ANNIKA Sorenstam was sailing through an innocuous interview after her near-perfect second round in the LPGA Championship on Friday when someone asked how long she planned to keep playing, seeing as she had recently signed a new, five-year endorsement deal.
Sorenstam, 34, said, "I'm definitely playing this year and next year, and then we [will] go from there." She went on to say that opening a golf school was one of her dreams, and that there were "a lot of things" she could do.
After hearing that, I found it easier to go out and watch her ruthlessly rule her world yet again yesterday in the third round at Bulle Rock.
She is so superior to the rest of women's golf that the run of scores, wins and records she produces is almost numbing; you can reach the point where you just shrug, take it for granted and turn the channel.
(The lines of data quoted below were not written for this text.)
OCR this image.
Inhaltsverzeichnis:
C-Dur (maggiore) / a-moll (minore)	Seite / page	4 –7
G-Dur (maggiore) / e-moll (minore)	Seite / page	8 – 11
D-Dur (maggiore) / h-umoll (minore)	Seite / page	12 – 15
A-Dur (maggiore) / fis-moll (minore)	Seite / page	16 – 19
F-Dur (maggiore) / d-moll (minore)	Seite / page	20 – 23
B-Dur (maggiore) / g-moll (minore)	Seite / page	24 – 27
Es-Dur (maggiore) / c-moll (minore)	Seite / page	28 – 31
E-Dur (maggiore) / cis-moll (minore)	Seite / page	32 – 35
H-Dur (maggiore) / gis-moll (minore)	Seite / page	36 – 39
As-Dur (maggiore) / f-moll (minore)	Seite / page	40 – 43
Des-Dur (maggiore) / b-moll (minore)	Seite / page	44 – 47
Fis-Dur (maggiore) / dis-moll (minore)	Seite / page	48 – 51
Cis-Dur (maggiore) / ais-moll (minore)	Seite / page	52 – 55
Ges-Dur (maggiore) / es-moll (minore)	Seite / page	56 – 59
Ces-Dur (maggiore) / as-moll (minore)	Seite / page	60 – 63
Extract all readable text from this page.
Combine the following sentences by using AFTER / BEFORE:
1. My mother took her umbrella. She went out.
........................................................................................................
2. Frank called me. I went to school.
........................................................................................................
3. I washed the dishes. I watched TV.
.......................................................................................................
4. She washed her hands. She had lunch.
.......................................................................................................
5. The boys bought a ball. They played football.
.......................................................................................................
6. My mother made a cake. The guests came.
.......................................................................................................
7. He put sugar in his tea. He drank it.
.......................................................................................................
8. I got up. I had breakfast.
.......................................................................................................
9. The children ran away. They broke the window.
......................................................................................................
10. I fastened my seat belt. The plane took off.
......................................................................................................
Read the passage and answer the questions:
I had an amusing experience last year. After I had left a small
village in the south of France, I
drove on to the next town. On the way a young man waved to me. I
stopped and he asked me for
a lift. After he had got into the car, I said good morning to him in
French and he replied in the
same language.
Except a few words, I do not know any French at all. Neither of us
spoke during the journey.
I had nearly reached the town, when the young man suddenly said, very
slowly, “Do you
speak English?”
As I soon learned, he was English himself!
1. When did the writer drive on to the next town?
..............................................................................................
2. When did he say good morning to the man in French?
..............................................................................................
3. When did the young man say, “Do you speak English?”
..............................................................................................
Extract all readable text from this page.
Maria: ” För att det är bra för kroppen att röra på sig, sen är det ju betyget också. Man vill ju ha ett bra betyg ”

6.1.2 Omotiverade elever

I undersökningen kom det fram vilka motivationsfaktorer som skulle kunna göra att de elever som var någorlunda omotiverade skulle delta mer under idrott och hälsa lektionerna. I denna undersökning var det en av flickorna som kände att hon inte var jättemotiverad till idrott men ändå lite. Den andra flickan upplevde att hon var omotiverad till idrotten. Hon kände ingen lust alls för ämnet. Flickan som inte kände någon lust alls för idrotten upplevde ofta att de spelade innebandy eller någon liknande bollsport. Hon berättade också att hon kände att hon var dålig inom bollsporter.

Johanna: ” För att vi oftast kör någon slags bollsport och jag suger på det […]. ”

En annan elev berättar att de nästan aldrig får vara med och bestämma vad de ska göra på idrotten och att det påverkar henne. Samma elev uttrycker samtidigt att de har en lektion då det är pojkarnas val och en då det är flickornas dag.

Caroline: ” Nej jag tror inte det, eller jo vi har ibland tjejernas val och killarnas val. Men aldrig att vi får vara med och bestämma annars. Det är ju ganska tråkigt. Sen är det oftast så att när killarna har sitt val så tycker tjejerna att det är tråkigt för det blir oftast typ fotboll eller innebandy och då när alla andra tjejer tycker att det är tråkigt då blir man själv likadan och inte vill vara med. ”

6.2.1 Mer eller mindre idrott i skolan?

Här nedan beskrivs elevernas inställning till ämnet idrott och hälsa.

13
But when Sorenstam starts hedging on her plans beyond 2006, it's time to stop, focus and get a good snapshot of her now, when she is at her best, a peak perhaps no women's golfer has ever reached.
She might not dominate this overwhelmingly for that much longer.
Oh, sure, she'll keep playing and winning. She still has goals. She is trying to win a Grand Slam this year. She is almost within sight of Kathy Whitworth's LPGA record of 88 career wins. She recently admitted she now has "nothing else" to distract her from golf after having divorced her husband of eight years.
Yet she also admitted Friday that "the question is how active I will be" after finishing the 2005 and 2006 seasons.
It could be that her success (six wins in eight starts in 2005 if she wins today) is starting to numb her, too.
With eight major titles and 61 overall victories already in her pocket, she certainly has the right to start running out of motivation.
With that in mind, the chance to follow her around Bulle Rock yesterday (or on any day, for that matter) was best viewed as the rare chance to see a peaking athlete who has all but perfected a game, the rarest achievement in sports.
Sorenstam in 2005 is Michael Jordan in his prime, Tiger Woods at his most dominating, the Yankees of Ruth and Gehrig -- so superior that the outcome is decided before the first ball is struck.
After nearly holing four straight iron shots near the end of the second round Friday, she carried a two-stroke lead into the third round yesterday and immediately started hammering away, dropping irons near pins again. When a 12-foot putt on No. 6 and a 25-footer on No. 7 both dropped, her lead was up to five. Soon, it was six.
She was playing the same course as everyone else, but a different game, winnowed of sloppiness and mistakes. The large gallery following her murmured with surprise when she didn't hit it straight and long off the tee, stick an iron near the pin and sink a birdie putt.
The fans cheered for her, by the way, seemingly standing back and appreciating the show rather than rooting for her to fail and make the tournament more interesting -- a situation Tiger Woods sometimes faced when fans got tired of him winning so easily.
As it happened, Sorenstam did briefly flatten out yesterday, missing a few putts as her lead slipped to three. But "I got on fire," she said, and ended with birdies on No. 16 and No. 17 as the lead grew back to five.
The chances of anyone beating her today lie somewhere between minuscule and microscopic. She's just too good.
Laura Davies, the British veteran who played with her yesterday, said Friday that Sorenstam "was the best golfer that ever played, man, woman," adding, "I'm not saying she's as good as Jack Nicklaus, Arnold Palmer. But let's face it, there are some good players on this tour and virtually every week she's winning, and not even Tiger did that. For who she's up against, she's the best."
She has been ranked No. 1 in the world for eight of the past 11 years and continuously since 2001, so you know it can't last forever. But even against that backdrop, she is playing the best golf of her life now, her longer drives and dead-on short game relentlessly crushing the hopes of all opponents. Her 69 yesterday was her 14th straight round under 70.
"I'm very happy with how I'm playing," she said.
From a distance, the blur of unparalleled success does have a tendency to numb, perhaps because it seems to come so easily for her, but also because Sorenstam is a kindly, low-key figure rather than a strutter.
But while it might be a blur from a distance, Sorenstam's current game is clear and vivid up close, a display of near-perfect golf that won't be seen again soon, if ever.